Uh, right. He couldn't go to the hospital until his blood alcohol level returned to normal .. which is why he didn't go.
So as not to be totally negative in this post, I want to applaud Teddy for qualifying for his One Year Pin last week - alcohol free for a year, way to go Teddy!!!!
Helga Wagner
******
Investigators found it difficult to understand why he was crossing Dyke Bridge when he said he was attempting to reach Edgartown which was in the opposite direction. They also could not understand why he was driving so fast on this unlit, uneven, road. They also could not work out how Kennedy escaped from the car. When it was recovered from the water all the doors were locked. Three of the windows were either open or smashed in. If Kennedy, a large-framed 6 foot 2 inches tall man could manage to get out of the car, why was it impossible for Kopechne, a slender 5 foot 2 inches tall, not do the same?
Local experts could not understand why Kennedy (and later, Markham and Gargan) could not rescue Kopechne from the car. It also surprised investigators that Kennedy did not seek help from Pierre Malm, who only lived 135 metres from the bridge. At the inquest Kennedy was unable to answer this question.
There were also doubts about the way Mary Jo Kopechne died. Dr. Donald Mills of Edgartown, wrote on the death certificate: "death by drowning". However, Gene Frieh, the undertaker, told reporters that death "was due to suffocation rather than drowning". John Farrar, the diver who removed Kopechne from the car, claimed she was "too buoyant to be full of water". It is assumed that she died from drowning, although her parents filed a petition preventing an autopsy.
At the least it was manslaughter, at the worst cold-blooded murder.
the whole July 1969 episode should have been handled as a simple crash, leaving the senator’s legacy untainted...
LOL! Why not portray him as a real hero who tried to save her?
He's not going to kill that golden goose any time soon.
(Sorry about the mixed metaphor.)
Re #39:
I stand corrected. :)
Accident, my foot
I guess one Whorevard classmate is as loony as another.

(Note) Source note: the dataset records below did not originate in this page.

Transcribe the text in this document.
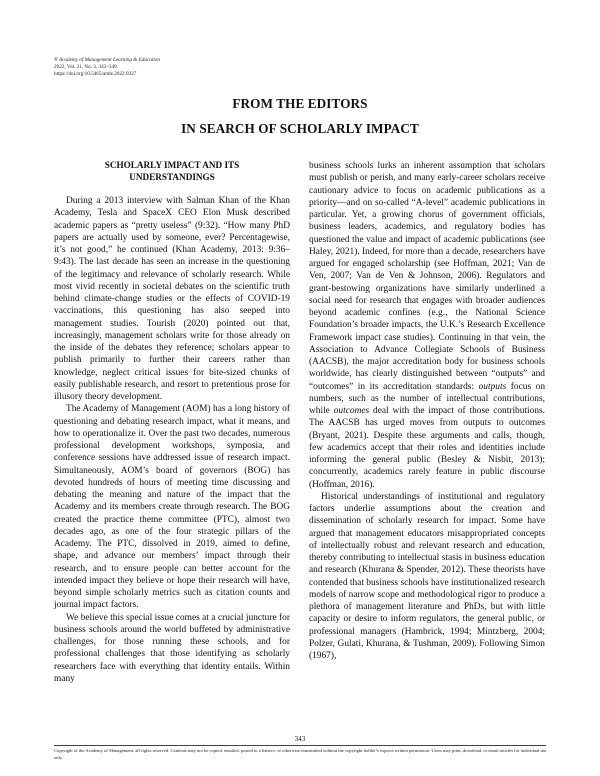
®Academy of Management Learning & Education
2022, Vol. 21, No. 3, 343–349.
https://doi.org/10.5465/amle.2022.0327
FROM THE EDITORS
IN SEARCH OF SCHOLARLY IMPACT
SCHOLARLY IMPACT AND ITS
UNDERSTANDINGS

During a 2013 interview with Salman Khan of the Khan Academy, Tesla and SpaceX CEO Elon Musk described academic papers as “pretty useless” (9:32). “How many PhD papers are actually used by someone, ever? Percentagewise, it’s not good,” he continued (Khan Academy, 2013: 9:36–9:43). The last decade has seen an increase in the questioning of the legitimacy and relevance of scholarly research. While most vivid recently in societal debates on the scientific truth behind climate-change studies or the effects of COVID-19 vaccinations, this questioning has also seeped into management studies. Tourish (2020) pointed out that, increasingly, management scholars write for those already on the inside of the debates they reference; scholars appear to publish primarily to further their careers rather than knowledge, neglect critical issues for bite-sized chunks of easily publishable research, and resort to pretentious prose for illusory theory development.

The Academy of Management (AOM) has a long history of questioning and debating research impact, what it means, and how to operationalize it. Over the past two decades, numerous professional development workshops, symposia, and conference sessions have addressed issue of research impact. Simultaneously, AOM’s board of governors (BOG) has devoted hundreds of hours of meeting time discussing and debating the meaning and nature of the impact that the Academy and its members create through research. The BOG created the practice theme committee (PTC), almost two decades ago, as one of the four strategic pillars of the Academy. The PTC, dissolved in 2019, aimed to define, shape, and advance our members’ impact through their research, and to ensure people can better account for the intended impact they believe or hope their research will have, beyond simple scholarly metrics such as citation counts and journal impact factors.

We believe this special issue comes at a crucial juncture for business schools around the world buffeted by administrative challenges, for those running these schools, and for professional challenges that those identifying as scholarly researchers face with everything that identity entails. Within many

business schools lurks an inherent assumption that scholars must publish or perish, and many early-career scholars receive cautionary advice to focus on academic publications as a priority—and on so-called “A-level” academic publications in particular. Yet, a growing chorus of government officials, business leaders, academics, and regulatory bodies has questioned the value and impact of academic publications (see Haley, 2021). Indeed, for more than a decade, researchers have argued for engaged scholarship (see Hoffman, 2021; Van de Ven, 2007; Van de Ven & Johnson, 2006). Regulators and grant-bestowing organizations have similarly underlined a social need for research that engages with broader audiences beyond academic confines (e.g., the National Science Foundation’s broader impacts, the U.K.’s Research Excellence Framework impact case studies). Continuing in that vein, the Association to Advance Collegiate Schools of Business (AACSB), the major accreditation body for business schools worldwide, has clearly distinguished between “outputs” and “outcomes” in its accreditation standards: outputs focus on numbers, such as the number of intellectual contributions, while outcomes deal with the impact of those contributions. The AACSB has urged moves from outputs to outcomes (Bryant, 2021). Despite these arguments and calls, though, few academics accept that their roles and identities include informing the general public (Besley & Nisbit, 2013); concurrently, academics rarely feature in public discourse (Hoffman, 2016).

Historical understandings of institutional and regulatory factors underlie assumptions about the creation and dissemination of scholarly research for impact. Some have argued that management educators misappropriated concepts of intellectually robust and relevant research and education, thereby contributing to intellectual stasis in business education and research (Khurana & Spender, 2012). These theorists have contended that business schools have institutionalized research models of narrow scope and methodological rigor to produce a plethora of management literature and PhDs, but with little capacity or desire to inform regulators, the general public, or professional managers (Hambrick, 1994; Mintzberg, 2004; Polzer, Gulati, Khurana, & Tushman, 2009). Following Simon (1967),

343
Copyright of the Academy of Management, all rights reserved. Contents may not be copied, emailed, posted to a listserv, or otherwise transmitted without the copyright holder’s express written permission. Users may print, download, or email articles for individual use only.
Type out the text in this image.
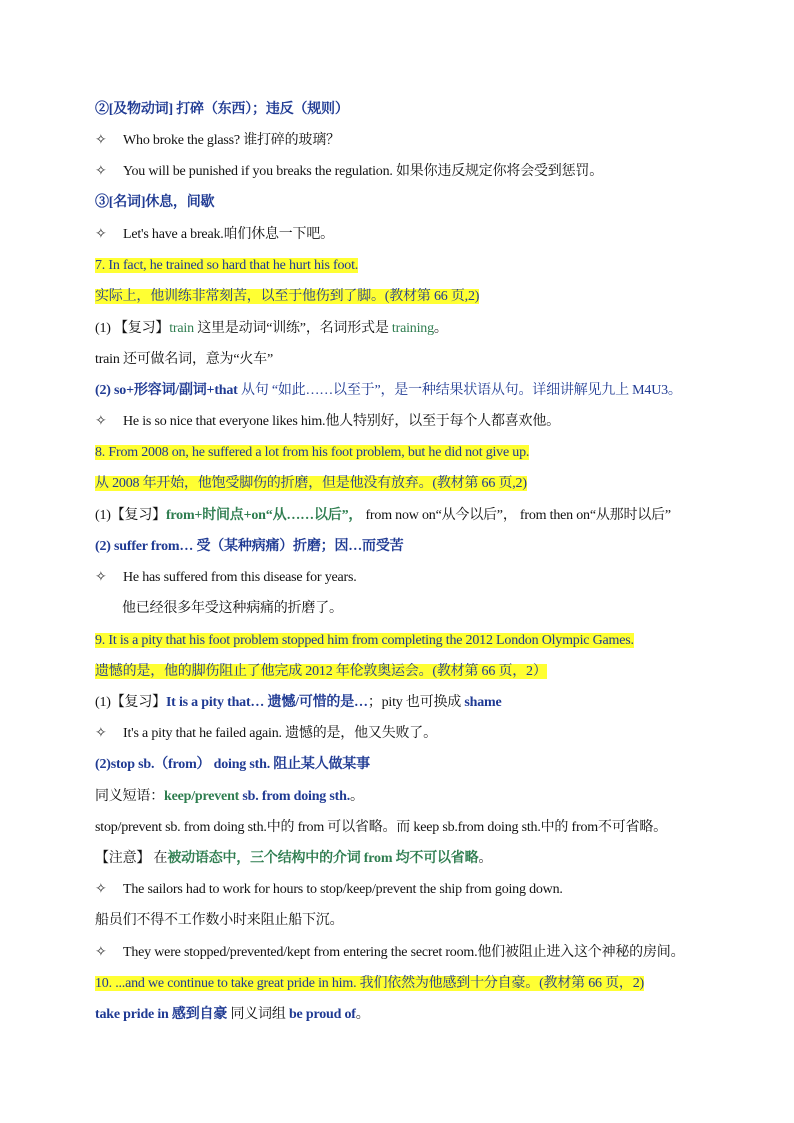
②[及物动词] 打碎（东西）；违反（规则）
✧ Who broke the glass? 谁打碎的玻璃？
✧ You will be punished if you breaks the regulation. 如果你违反规定你将会受到惩罚。
③[名词]休息，间歇
✧ Let's have a break.咱们休息一下吧。
7. In fact, he trained so hard that he hurt his foot.
实际上，他训练非常刻苦，以至于他伤到了脚。(教材第 66 页,2)
(1) 【复习】train 这里是动词“训练”，名词形式是 training。
train 还可做名词，意为“火车”
(2) so+形容词/副词+that 从句 “如此……以至于”，是一种结果状语从句。详细讲解见九上 M4U3。
✧ He is so nice that everyone likes him.他人特别好，以至于每个人都喜欢他。
8. From 2008 on, he suffered a lot from his foot problem, but he did not give up.
从 2008 年开始，他饱受脚伤的折磨，但是他没有放弃。(教材第 66 页,2)
(1)【复习】from+时间点+on“从……以后”， from now on“从今以后”， from then on“从那时以后”
(2) suffer from… 受（某种病痛）折磨；因…而受苦
✧ He has suffered from this disease for years.
他已经很多年受这种病痛的折磨了。
9. It is a pity that his foot problem stopped him from completing the 2012 London Olympic Games.
遗憾的是，他的脚伤阻止了他完成 2012 年伦敦奥运会。(教材第 66 页，2）
(1)【复习】It is a pity that… 遗憾/可惜的是…；pity 也可换成 shame
✧ It's a pity that he failed again. 遗憾的是，他又失败了。
(2)stop sb.（from） doing sth. 阻止某人做某事
同义短语：keep/prevent sb. from doing sth.。
stop/prevent sb. from doing sth.中的 from 可以省略。而 keep sb.from doing sth.中的 from不可省略。
【注意】 在被动语态中，三个结构中的介词 from 均不可以省略。
✧ The sailors had to work for hours to stop/keep/prevent the ship from going down.
船员们不得不工作数小时来阻止船下沉。
✧ They were stopped/prevented/kept from entering the secret room.他们被阻止进入这个神秘的房间。
10. ...and we continue to take great pride in him. 我们依然为他感到十分自豪。(教材第 66 页，2)
take pride in 感到自豪 同义词组 be proud of。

I guess Ms. Wagner doesn’t think Kennedy was an alcoholic because he did not drink as much as she?
I also love using drinking and whoring as diversions from doing “good” things in the Senate.
In Orange County a man was just sentenced to 25 years to life, for 2nd degree murder, for a death which occured when he was driving while drunk.
It is NOT a faultless accident, when you act recklessly.
Kennedy got off easy. But money buys a certain kind of justice, then and now.
Today he MIGHT have been alcohol/drug tested IF an officer suspected such influence.
Today a family MIGHT sue in civil court for damages, but without a criminal trial, that would be difficult.
Records show that Kennedy did not make any phone calls from the hotel. All his close political advisers confirm they did not receive calls from Kennedy that night. If they had, they would have told him to report the accident straight away. Kennedy made his first call (to Helga Wagner) a 8 a.m. the next morning.
Two friends of Kennedy, Ross Richards and Stan Moore, met with him in his hotel just before 8 oclock. They reported that he appeared to be acting in a relaxed way and did not appear to be under any stress.
snip
Lieutenant George Killen, who investigated the case, was convinced that Kennedy had intended to have sex with Mary Jo in the car. He was drunk (evidence suppressed in court showed that Kennedy had consumed a great deal of alcohol that day).